October 1, 2011
The way we produce the magazine has changed radically over the past 25 years.
If, by chance, you breezed past our cover and landed on this page, go back now for a special treat. Point your smartphone at that large and mysterious-looking graphic image to see a beautiful animation of a green metropolis.
As you experience the Metropolis cover coming to life, starting with a few shimmering pixels and ending with a bird’s eye view of a great and dynamic city, you’ll be traveling from the physical world of the printed page to the immersive experience that quick-response (QR) codes can reveal.
These small black-and-white squares, reminiscent of needlepoint embroidery patterns, are popping up everywhere. You see them on advertisements, posters, books, even on delivery trucks. They’re most frequently used to market products. Many direct smartphone users to Web sites, providing information that’s much too general and requires some navigation. The code truly lives up to its promise when it’s a portal to specific information—often told via videos or animations—about the item advertised. A magazine ad for a chair, for instance, may link to a short film on its design features, material performance, sustainability, and delivery timetable—things that an architect or interior designer needs to know, now.

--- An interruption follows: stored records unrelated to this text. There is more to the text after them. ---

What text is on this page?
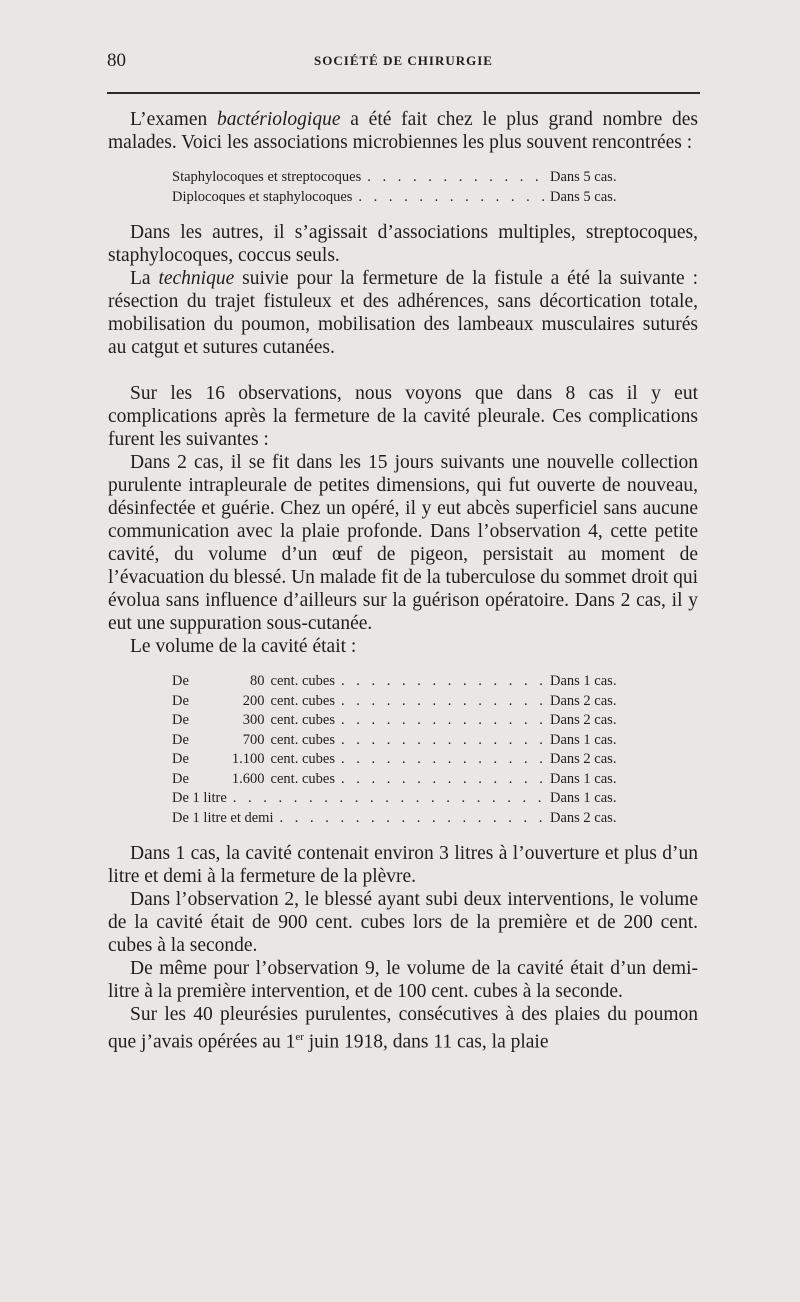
80	SOCIÉTÉ DE CHIRURGIE

L’examen bactériologique a été fait chez le plus grand nombre des malades. Voici les associations microbiennes les plus souvent rencontrées :

Staphylocoques et streptocoques . . .	Dans 5 cas.
Diplocoques et staphylocoques . . .	Dans 5 cas.

Dans les autres, il s’agissait d’associations multiples, streptocoques, staphylocoques, coccus seuls.

La technique suivie pour la fermeture de la fistule a été la suivante : résection du trajet fistuleux et des adhérences, sans décortication totale, mobilisation du poumon, mobilisation des lambeaux musculaires suturés au catgut et sutures cutanées.

Sur les 16 observations, nous voyons que dans 8 cas il y eut complications après la fermeture de la cavité pleurale. Ces complications furent les suivantes :

Dans 2 cas, il se fit dans les 15 jours suivants une nouvelle collection purulente intrapleurale de petites dimensions, qui fut ouverte de nouveau, désinfectée et guérie. Chez un opéré, il y eut abcès superficiel sans aucune communication avec la plaie profonde. Dans l’observation 4, cette petite cavité, du volume d’un œuf de pigeon, persistait au moment de l’évacuation du blessé. Un malade fit de la tuberculose du sommet droit qui évolua sans influence d’ailleurs sur la guérison opératoire. Dans 2 cas, il y eut une suppuration sous-cutanée.

Le volume de la cavité était :

De	80 cent. cubes . . .	Dans 1 cas.
De	200 cent. cubes . . .	Dans 2 cas.
De	300 cent. cubes . . .	Dans 2 cas.
De	700 cent. cubes . . .	Dans 1 cas.
De	1.100 cent. cubes . . .	Dans 2 cas.
De	1.600 cent. cubes . . .	Dans 1 cas.
De 1 litre . . .	Dans 1 cas.
De 1 litre et demi . . .	Dans 2 cas.

Dans 1 cas, la cavité contenait environ 3 litres à l’ouverture et plus d’un litre et demi à la fermeture de la plèvre.

Dans l’observation 2, le blessé ayant subi deux interventions, le volume de la cavité était de 900 cent. cubes lors de la première et de 200 cent. cubes à la seconde.

De même pour l’observation 9, le volume de la cavité était d’un demi-litre à la première intervention, et de 100 cent. cubes à la seconde.

Sur les 40 pleurésies purulentes, consécutives à des plaies du poumon que j’avais opérées au 1er juin 1918, dans 11 cas, la plaie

As I watch our animated cover, I’m reminded of our first foray into using graphic design software. Here’s how we described the making of our April 1986 cover, which featured the story “Easel of the Eighties: It’s not Trick Photography, It’s Computer Graphics”: “All images were flat art. The pictures were input onto a laser scanner on a computer hard disc and later brought up on a Hell Chromacon video screen. This allowed for a collaboration between the technician and the designer [Helene Silverman was our design director then], who experimented with various options before finalizing the desired effect, such as the background, made of enlarged pixels. The cover was produced by EMR Systems Communication,” since we didn’t have the necessary computing power at the time. That first venture into pixelation led to 25 years of technological progress that has changed the way we produce the magazine and how we make use of evolving tools for information sharing, as well as the way we live our lives.

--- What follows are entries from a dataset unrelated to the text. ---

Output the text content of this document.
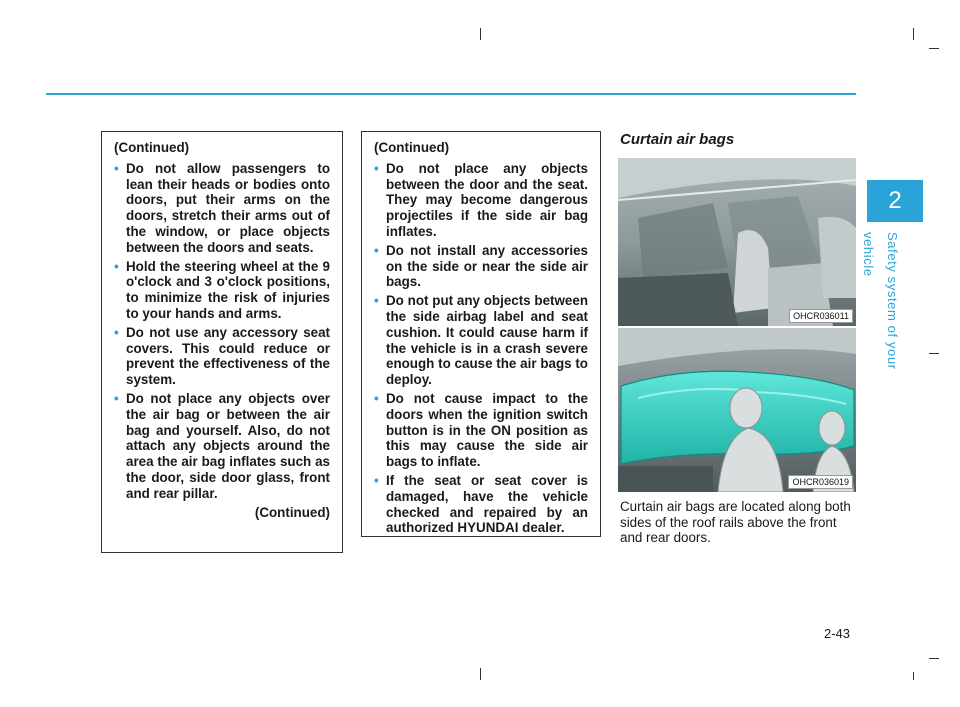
2
Safety system of your vehicle
(Continued)
• Do not allow passengers to lean their heads or bodies onto doors, put their arms on the doors, stretch their arms out of the window, or place objects between the doors and seats.
• Hold the steering wheel at the 9 o'clock and 3 o'clock positions, to minimize the risk of injuries to your hands and arms.
• Do not use any accessory seat covers. This could reduce or prevent the effectiveness of the system.
• Do not place any objects over the air bag or between the air bag and yourself. Also, do not attach any objects around the area the air bag inflates such as the door, side door glass, front and rear pillar.
(Continued)
(Continued)
• Do not place any objects between the door and the seat. They may become dangerous projectiles if the side air bag inflates.
• Do not install any accessories on the side or near the side air bags.
• Do not put any objects between the side airbag label and seat cushion. It could cause harm if the vehicle is in a crash severe enough to cause the air bags to deploy.
• Do not cause impact to the doors when the ignition switch button is in the ON position as this may cause the side air bags to inflate.
• If the seat or seat cover is damaged, have the vehicle checked and repaired by an authorized HYUNDAI dealer.
Curtain air bags
OHCR036011
OHCR036019
Curtain air bags are located along both sides of the roof rails above the front and rear doors.
2-43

Today, as we speculate on the evolution of portals that connect the physical world with the electronic realm, we know one thing: they may become something entirely different than what we have now. But for the time being, we’ll be watching how the QR code helps us access highly specific, useful information in a less paper-intensive way. In this mixed-media world where brochures, catalogs, and junk mail can migrate online, there are signs that the highly-visual and content-driven magazine, with its time-honored mix of editorial and advertising, may grow in importance. After all, great magazines have always been indispensable portals to information; now, for the first time, they can also connect their readers to lively animations and films.